Lévine eut beau chercher à calmer son frère, Nicolas ne voulut rien entendre : il déclarait qu’il valait beaucoup mieux se séparer ; d’autre part il devenait évident pour Constantin que la vie n’était plus pour son frère qu’un véritable fardeau.

Nicolas avait déjà fait tous ses préparatifs de départ quand Constantin vint le trouver de nouveau, et d’un ton un peu forcé le pria de l’excuser s’il l’avait offensé en quelque chose.

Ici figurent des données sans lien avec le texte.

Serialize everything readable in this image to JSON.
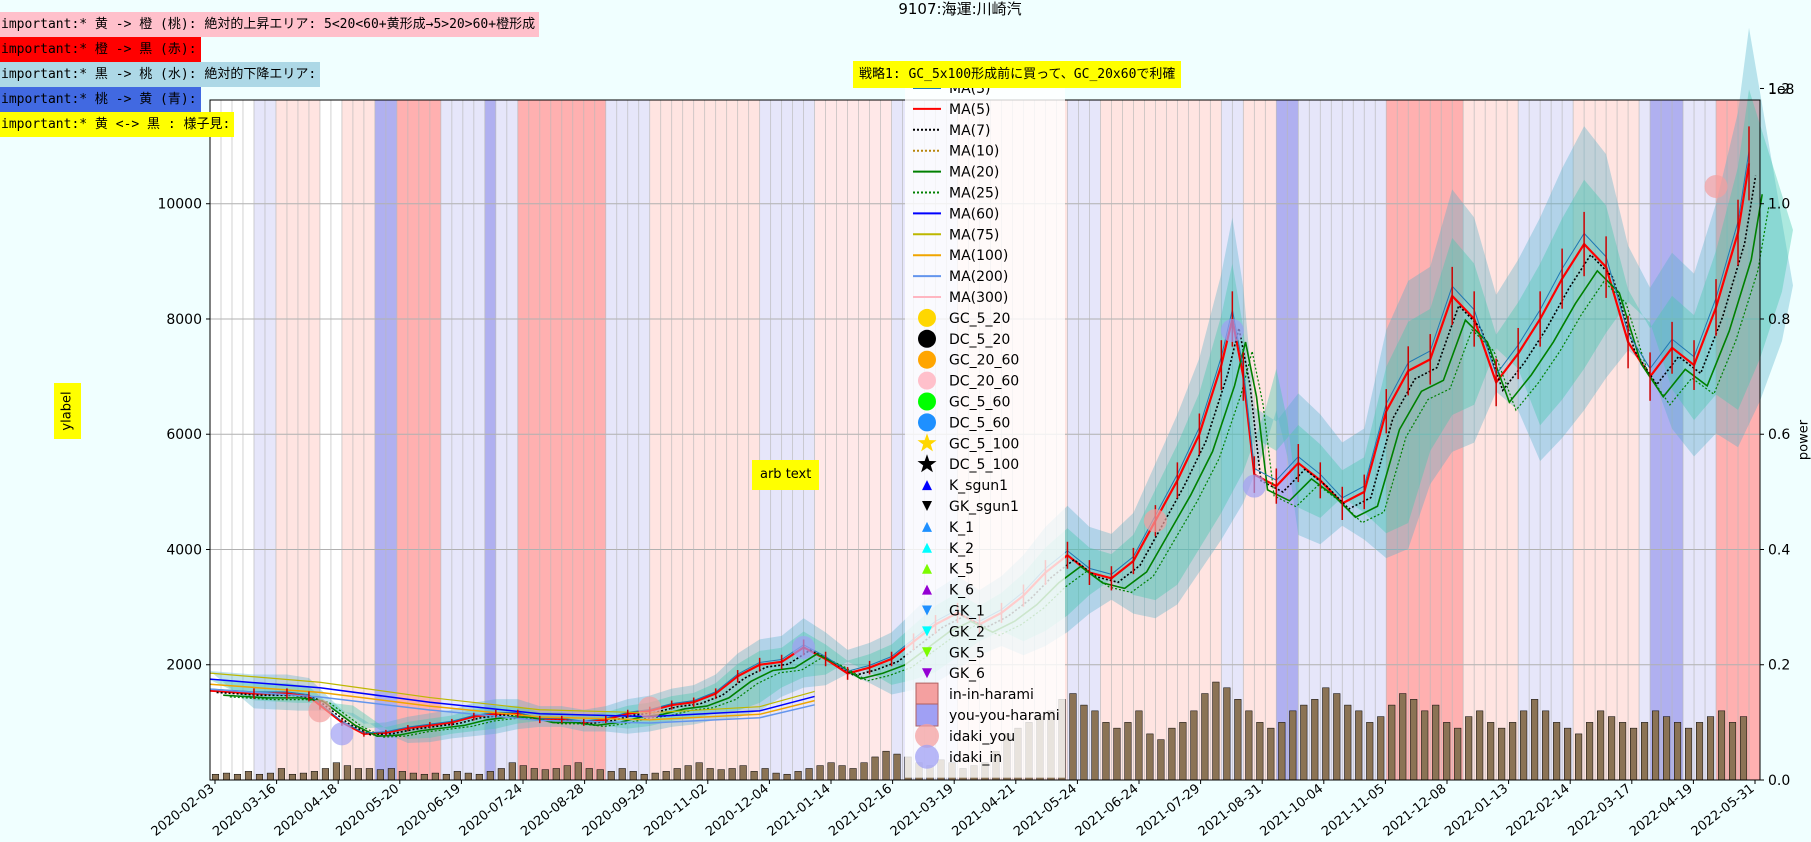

— Ah ! de la magnanimité maintenant ! dit Nicolas en souriant. Si tu tiens absolument à avoir raison, je ne te refuserai pas cette satisfaction : soit ! Tu as raison ; cela ne m’empêchera pas néanmoins de partir.

Toutefois au moment du départ, en embrassant son frère, Nicolas dit d’une voix étrangement grave, en le regardant : « Voyons, Kostia, ne m’en veuille pas ! » Et sa voix tremblait.

Ce furent les seules paroles sincères qu’ils échangèrent entre eux. Elles signifiaient clairement pour Lévine : « Tu vois et tu sais que je me meurs et que peut-être nous ne nous reverrons plus. »

Et des larmes jaillirent de ses yeux.

Il embrassa de nouveau son frère mais ne trouva rien à lui dire.

Trois jours après son départ Lévine partit à son tour pour l’étranger. Ayant rencontré le prince Stcherbatzkï, cousin germain de Kitty, celui-ci se montra surpris de son air sombre.

— Qu’as-tu ? lui demanda-t-il.

— Mais rien, rien ; seulement la vie n’est pas gaie.

— Comment, la vie n’est pas gaie ! Viens donc avec moi à Paris au lieu d’aller à Mulhouse ou en quelque autre endroit, tu verras, au contraire, comme elle est gaie !

— Non, tout est fini pour moi : il ne me reste plus qu’à mourir.

— En voilà une idée ! fit en riant Stcherbatzkï. Moi je commence à peine à vivre.

— C’était encore tout récemment mon opinion, mais maintenant je sais que je mourrai bientôt. Lévine ne faisait qu’exprimer, de la façon la plus sincère, les pensées qui l’occupaient depuis quelque temps. Il ne voyait devant lui que la mort, et c’était pour lui une raison de s’adonner avec plus d’ardeur à l’œuvre qu’il avait entreprise. Il fallait bien occuper sa vie d’une façon ou d’une autre en attendant la mort. Il ne voyait partout que ténèbres, et son œuvre représentait à ses yeux l’unique fil conducteur au milieu de ces ténèbres, c’est pourquoi il s’y rattachait de toutes ses forces.